Dessin de Maurice Lucas, paru dans lejournal "Le Marin"

 

 

Caractéristiques :

          L: 50 m. Jauge: 370 Tx.

 

Historique :

          Coule le 26 février 1965, au large du Guilvinec.

 

Position :

47° 45' 863 N / 04° 16' 827 O (Eur 50)

 

La plongée :

          Départ du port de Lesconil. Aprés deux milles de navigation, on voit affleurer les têtes de roches du plateau des Fourches. Il suffit de prendre les deux grosses têtes situées à l'Ouest de cette zone comme point de repère. Le bateau doit être libre de se déplacer avec une sécurité de surface, car de nombreuses roches rendent dangeureuse la navigation. La mise à l'eau se fait à vingt mètres de ces rochers.

          Cette épave qui fut l'une des plus belles de la région pendant les années 1980 a malheureusement subi les assauts répétés des tempêtes hivernales. Il est bien loin le temps où les plongeurs pouvaient pénétrer dans la timonerie, ou se déhaler sur le bastinguage...

          La balade débute en suivant un petit tombant couvert de laminaires. Vers huit mètres de profondeur, il faut prendre cap au nord, et chercher des indices du naufrage. Rapidement, l'oeil aguerri reconnaitra ici une plaque de tôle rouillée qui prend la couleur de la roche, et là un tube de fer qui se confond avec un pied de laminaire. Ensuite, il suffit de poursuivre sa descente en passant d'un morceau à l'autre de l'épave. Au sud ouest du site, se trouve deux grand mâts, qui devaient être les mâts de charge du Cote de Grasse. Un gros treuil renversé se trouve à proximité, celui ci est encore solidement accroché par de gros boulons à un reste du pont. Un peu plus loin, des pans de tôles forment encore un ensemble de forme carré d'environ cinq mètres de côté. Les grandes plaques de métal sont ajourés de nombreux trous parfaitement rond qui devaient acceuillir des hublots. Cette partie doit certainement être un reste du chateau du navire.

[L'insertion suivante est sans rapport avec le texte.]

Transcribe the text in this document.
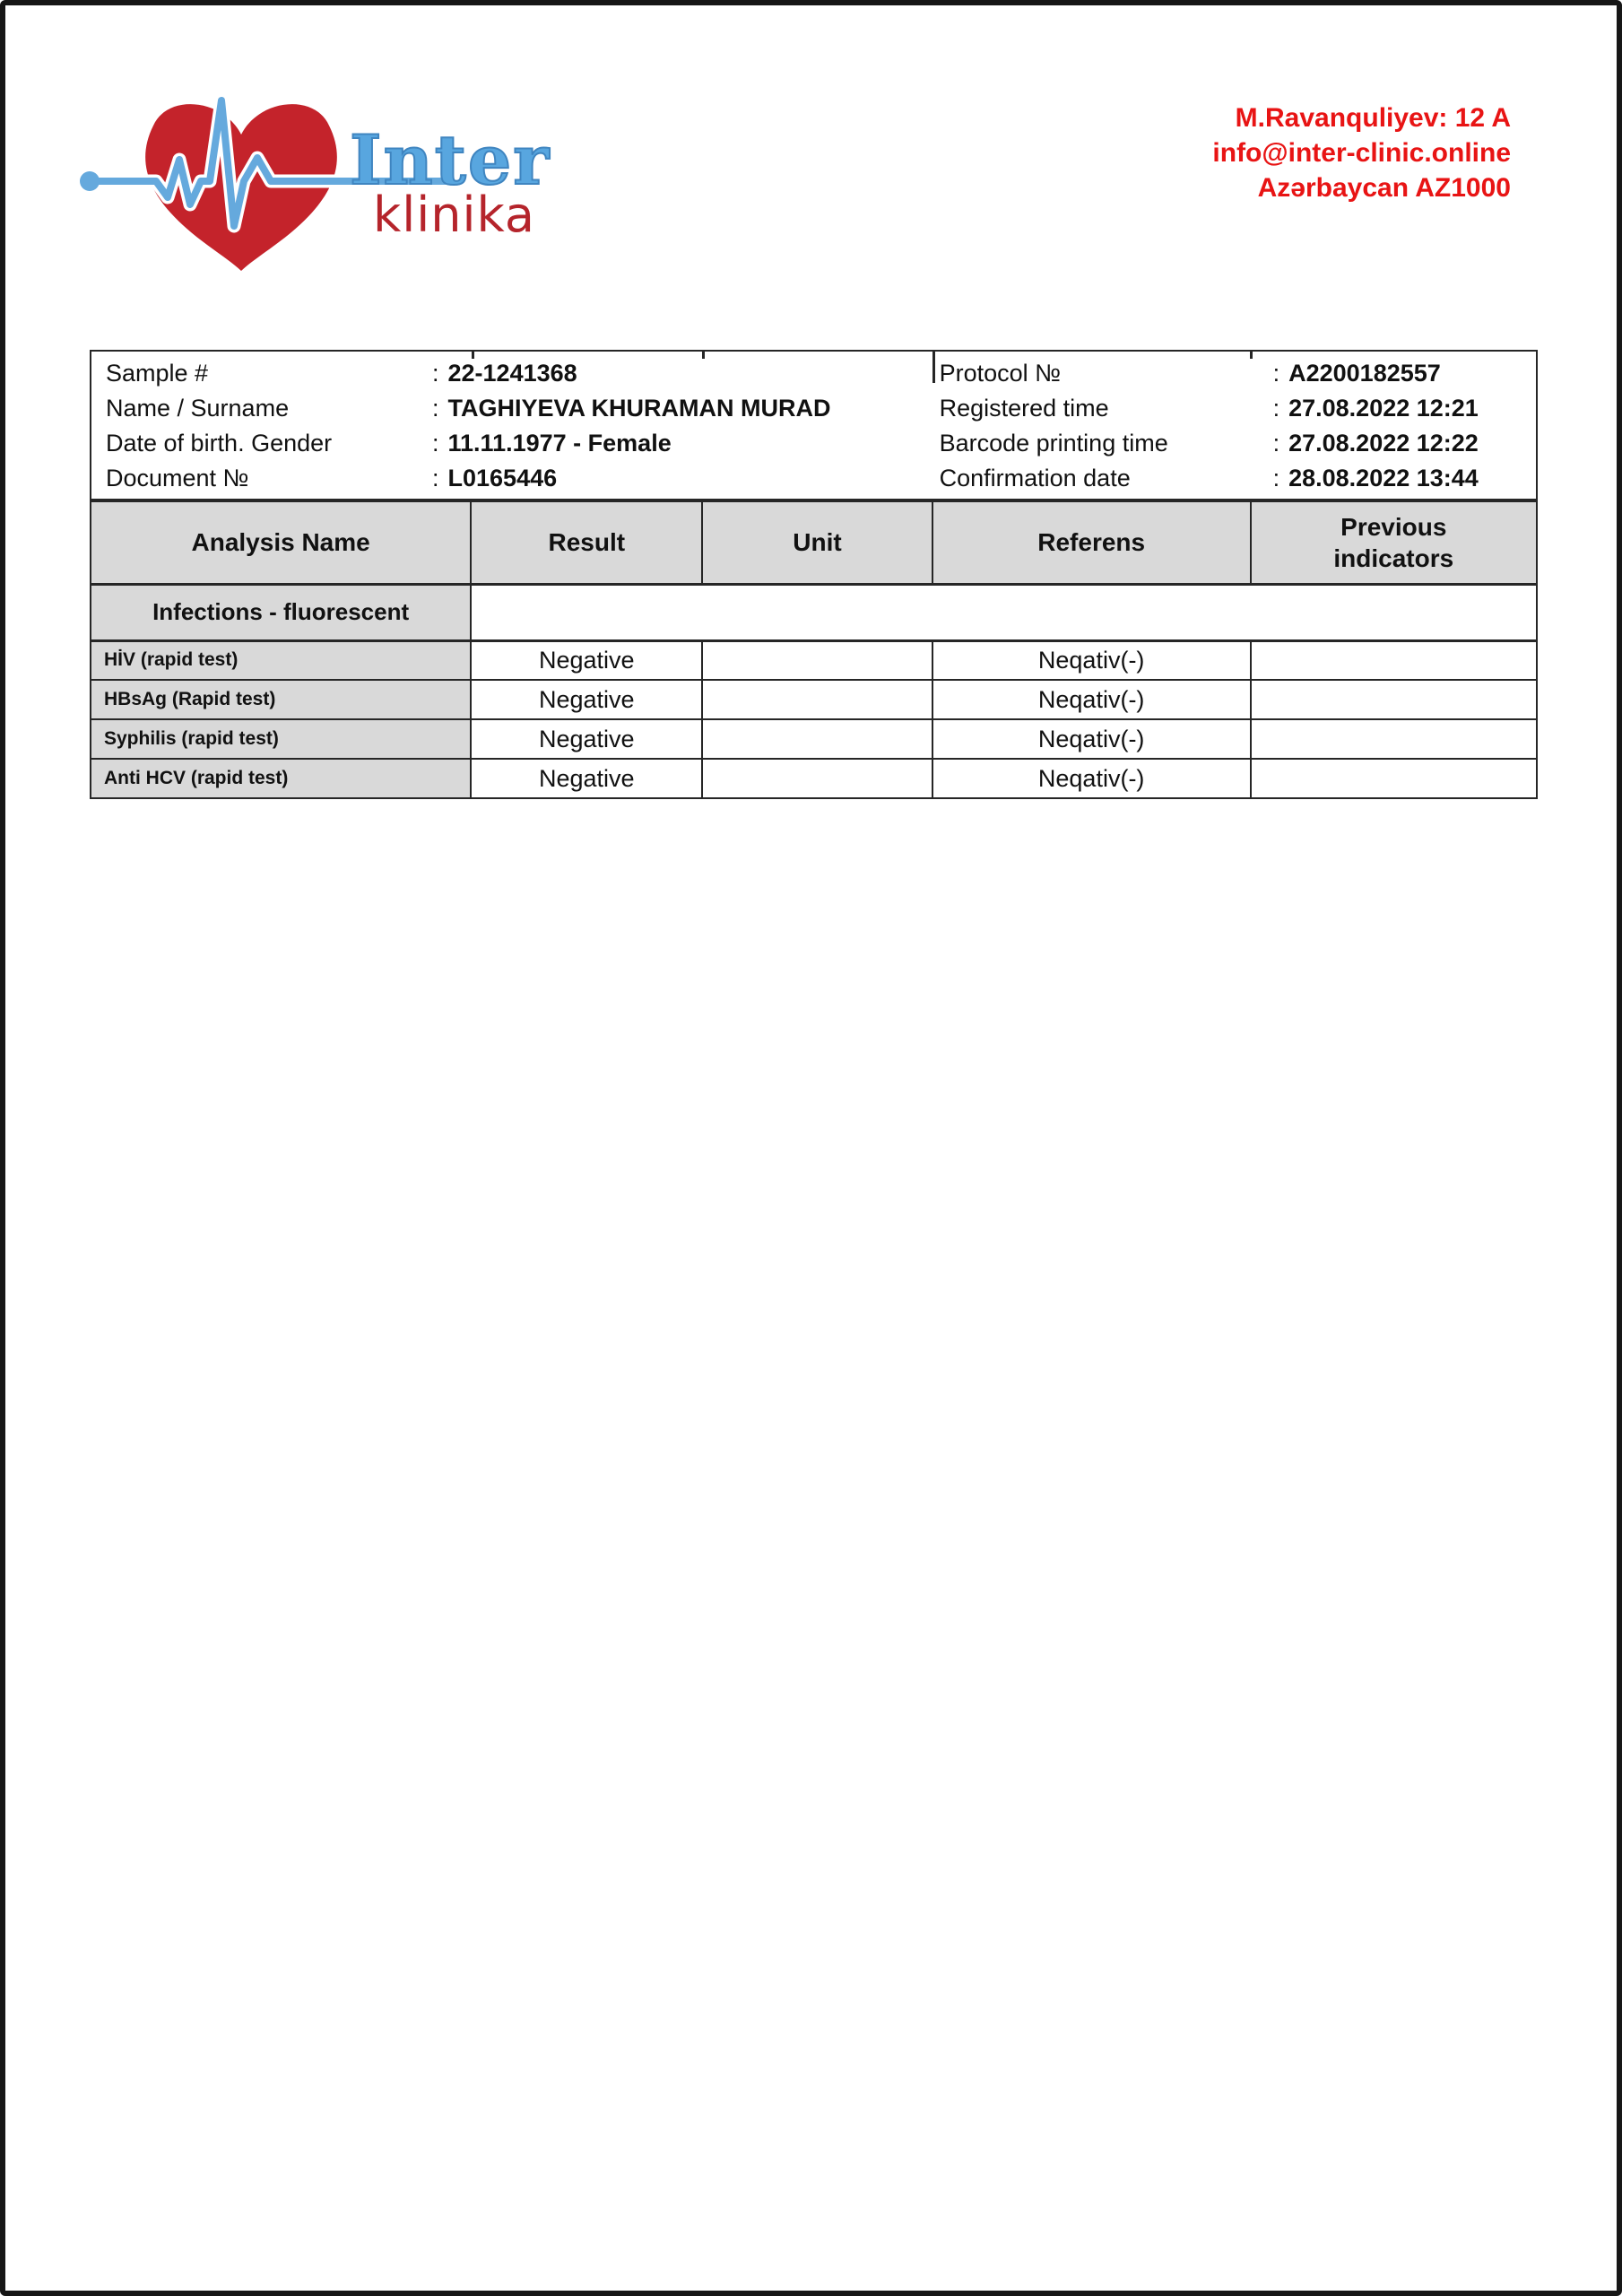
Inter
klinika
M.Ravanquliyev: 12 A
info@inter-clinic.online
Azərbaycan AZ1000
Sample #	: 22-1241368
Name / Surname	: TAGHIYEVA KHURAMAN MURAD
Date of birth. Gender	: 11.11.1977 - Female
Document №	: L0165446
Protocol №	: A2200182557
Registered time	: 27.08.2022 12:21
Barcode printing time	: 27.08.2022 12:22
Confirmation date	: 28.08.2022 13:44
Analysis Name	Result	Unit	Referens	Previous indicators
Infections - fluorescent				
HİV (rapid test)	Negative		Neqativ(-)	
HBsAg (Rapid test)	Negative		Neqativ(-)	
Syphilis (rapid test)	Negative		Neqativ(-)	
Anti HCV (rapid test)	Negative		Neqativ(-)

Au pied de cette dernière  gisent des carreau de céramique, probablement un souvenir de la cuisine! A quelques mètres au nord, git le moteur du Cote De Grasse, retourné sur lui-même. Seuls certains paliers sont encore visible, le reste est caché au regard du plongeur par d'énormes plaques qui le recouvrent presque entiérement. En se retournant, on aperçoit une clairière de sable blanc qui rend la luminosité sur le site absolument exceptionnelle. Et là se trouve le clou de la plongée, de nombreuses petites parties de l'épave dépassent de ce sable clair. Mais surtout un reste de la poupe, légérement couché sur tribord se dresse encore fiérement vers la tête de roche qui mit fin à la carrière du Cote De Grasse. La vision de la poupe tapissée d'anémones perles sur ce lit de sable blanc vaut à elle seule le déplacement. En remontant vers le Nord-Est, on passe au dessus d'une grande partie de fond de cale, représentant un véritable squelette d'acier.

          Fin de plongée, remontée à vitesse constante, à six mètres on largue le parachute de paliers, et c'est la tête pleine d'image que l'on rejoint l'Emwell, la fière vedette alu de l'ASEB.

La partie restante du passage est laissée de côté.